Tim Street is the first full-time safety manager at Southern Land’s 4000 Hillsboro project. He brings decades of experience to the job, having spent 20 years in the Air Force working in quality control, safety and logistics. Since retiring from the military, he has spent the last nine years working in safety and completing his Masters in Occupational Safety.

Now, Tim says his job is to make sure that every day on site ends injury free. He spoke with Southern Land Company about creating a culture of safety, and why the safest sites are often the most collaborative.

SLC: What are some challenges to your job?

Tim Street: Typically, the safety guy is not the good guy. Workers on site typically have a fear of safety people – they think we’re going to write them up.  But I’ve learned through the years that I get better results if they’re not afraid of me.

How do you keep them from being afraid of you?

When I do a safety orientation, I make sure employees know I’m there for them. People get to know me by name. That’s really important, because I want everyone looking for safety issues, not just me.  I may have the knowledge of safety standards, but they’re the ones that help me identify when hazards that pop up.

It sounds like it’s less effective to make rules than to actually create a culture of safety.

You mentioned the key word there, culture. It’s a hard thing to establish, especially on a construction site, because there are a lot of people coming and going.  To create a culture, I’ve always taken three specific steps at any place I work.

The first is leadership or management.  From the top, you have to communicate and show that leadership is committed to taking care of their people.

The second part is that you want to teach everybody that he or she has some ownership and responsibility not just for themselves, but for everyone on the site. In the Air Force, it’s referred to as a “Wing Man Concept.”  This is used by fighter pilots during each mission as one jet goes on a bombing run, one jet stays up watching out, then they take turns.  Being a Wing Man on your job is taking ownership and responsibility, you want somebody watching over to make sure everything’s safe.

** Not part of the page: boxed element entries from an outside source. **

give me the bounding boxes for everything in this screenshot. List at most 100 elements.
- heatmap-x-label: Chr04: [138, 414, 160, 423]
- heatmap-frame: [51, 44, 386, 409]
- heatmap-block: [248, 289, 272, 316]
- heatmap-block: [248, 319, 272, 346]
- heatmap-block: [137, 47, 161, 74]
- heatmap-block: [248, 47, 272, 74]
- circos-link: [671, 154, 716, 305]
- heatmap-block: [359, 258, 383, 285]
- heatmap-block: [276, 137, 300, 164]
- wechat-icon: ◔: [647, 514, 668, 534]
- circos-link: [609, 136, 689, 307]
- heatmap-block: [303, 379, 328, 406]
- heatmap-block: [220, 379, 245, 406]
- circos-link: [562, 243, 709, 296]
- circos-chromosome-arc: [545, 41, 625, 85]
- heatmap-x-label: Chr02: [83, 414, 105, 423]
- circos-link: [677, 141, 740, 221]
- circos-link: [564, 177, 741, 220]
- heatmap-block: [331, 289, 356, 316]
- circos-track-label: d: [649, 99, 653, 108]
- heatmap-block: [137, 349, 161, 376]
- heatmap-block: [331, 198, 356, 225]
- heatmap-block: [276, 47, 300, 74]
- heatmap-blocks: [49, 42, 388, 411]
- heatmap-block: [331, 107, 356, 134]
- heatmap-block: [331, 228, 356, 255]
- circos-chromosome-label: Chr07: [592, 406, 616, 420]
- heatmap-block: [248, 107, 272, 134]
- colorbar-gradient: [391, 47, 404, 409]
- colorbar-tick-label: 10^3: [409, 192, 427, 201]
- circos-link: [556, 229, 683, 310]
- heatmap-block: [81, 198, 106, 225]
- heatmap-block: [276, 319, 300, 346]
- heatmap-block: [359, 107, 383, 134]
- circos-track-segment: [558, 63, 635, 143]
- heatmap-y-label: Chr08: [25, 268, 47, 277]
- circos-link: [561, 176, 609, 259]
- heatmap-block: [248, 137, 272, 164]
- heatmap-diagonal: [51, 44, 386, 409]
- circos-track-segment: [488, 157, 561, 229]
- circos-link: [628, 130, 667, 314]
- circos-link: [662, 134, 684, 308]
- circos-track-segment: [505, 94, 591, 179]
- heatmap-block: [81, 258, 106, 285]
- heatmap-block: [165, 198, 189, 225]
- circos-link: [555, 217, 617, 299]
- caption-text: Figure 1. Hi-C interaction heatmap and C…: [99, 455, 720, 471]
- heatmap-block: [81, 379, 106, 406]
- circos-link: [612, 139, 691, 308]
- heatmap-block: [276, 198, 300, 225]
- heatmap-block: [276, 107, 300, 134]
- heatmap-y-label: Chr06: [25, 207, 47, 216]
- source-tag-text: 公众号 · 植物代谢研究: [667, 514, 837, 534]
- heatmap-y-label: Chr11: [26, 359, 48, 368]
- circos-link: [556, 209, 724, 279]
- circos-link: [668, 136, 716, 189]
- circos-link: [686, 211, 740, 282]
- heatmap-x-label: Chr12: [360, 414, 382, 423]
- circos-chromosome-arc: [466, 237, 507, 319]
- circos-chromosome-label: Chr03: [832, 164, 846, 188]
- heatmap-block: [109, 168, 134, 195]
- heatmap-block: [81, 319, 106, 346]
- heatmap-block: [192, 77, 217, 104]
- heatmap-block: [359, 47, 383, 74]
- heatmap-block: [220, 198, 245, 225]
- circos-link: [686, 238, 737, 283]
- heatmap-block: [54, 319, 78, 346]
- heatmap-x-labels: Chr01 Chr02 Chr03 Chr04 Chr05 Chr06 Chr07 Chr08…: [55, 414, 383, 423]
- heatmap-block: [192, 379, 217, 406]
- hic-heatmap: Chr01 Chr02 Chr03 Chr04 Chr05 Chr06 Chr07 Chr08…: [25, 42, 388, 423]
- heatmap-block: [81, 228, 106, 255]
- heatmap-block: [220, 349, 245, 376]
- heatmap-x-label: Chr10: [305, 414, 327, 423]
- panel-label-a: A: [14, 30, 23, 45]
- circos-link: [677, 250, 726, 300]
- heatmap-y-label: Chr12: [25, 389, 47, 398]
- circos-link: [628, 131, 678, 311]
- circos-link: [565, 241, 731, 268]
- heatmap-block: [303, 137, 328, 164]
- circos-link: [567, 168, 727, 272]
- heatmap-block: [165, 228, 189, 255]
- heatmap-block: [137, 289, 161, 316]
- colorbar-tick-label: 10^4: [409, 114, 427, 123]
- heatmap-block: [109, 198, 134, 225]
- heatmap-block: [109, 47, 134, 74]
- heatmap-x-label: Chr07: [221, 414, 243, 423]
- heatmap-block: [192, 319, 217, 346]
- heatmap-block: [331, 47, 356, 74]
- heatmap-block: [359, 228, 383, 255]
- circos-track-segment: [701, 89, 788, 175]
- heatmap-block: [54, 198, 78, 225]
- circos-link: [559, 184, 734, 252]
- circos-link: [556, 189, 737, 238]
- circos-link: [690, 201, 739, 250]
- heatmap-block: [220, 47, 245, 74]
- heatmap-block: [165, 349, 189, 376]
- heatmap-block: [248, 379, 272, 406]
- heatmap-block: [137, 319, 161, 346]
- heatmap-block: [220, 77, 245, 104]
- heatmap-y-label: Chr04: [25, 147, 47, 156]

The third thing, which is always the hardest, is to actually apply training to the workplace. We can be educated, full of knowledge, but we have to be able to practice it. That’s the toughest part of establishing a good safety culture. Accidents typically come from someone not applying their knowledge or training. Accident reports, a lot of times, reveal that somebody didn’t understand or wasn’t confident with their job or that task. They may have had the proper training but didn’t really know how to apply it correctly.

How do you measure your success at the job?

Every day I go home with no one injured on the job, I can leave and say, “This is a good day.”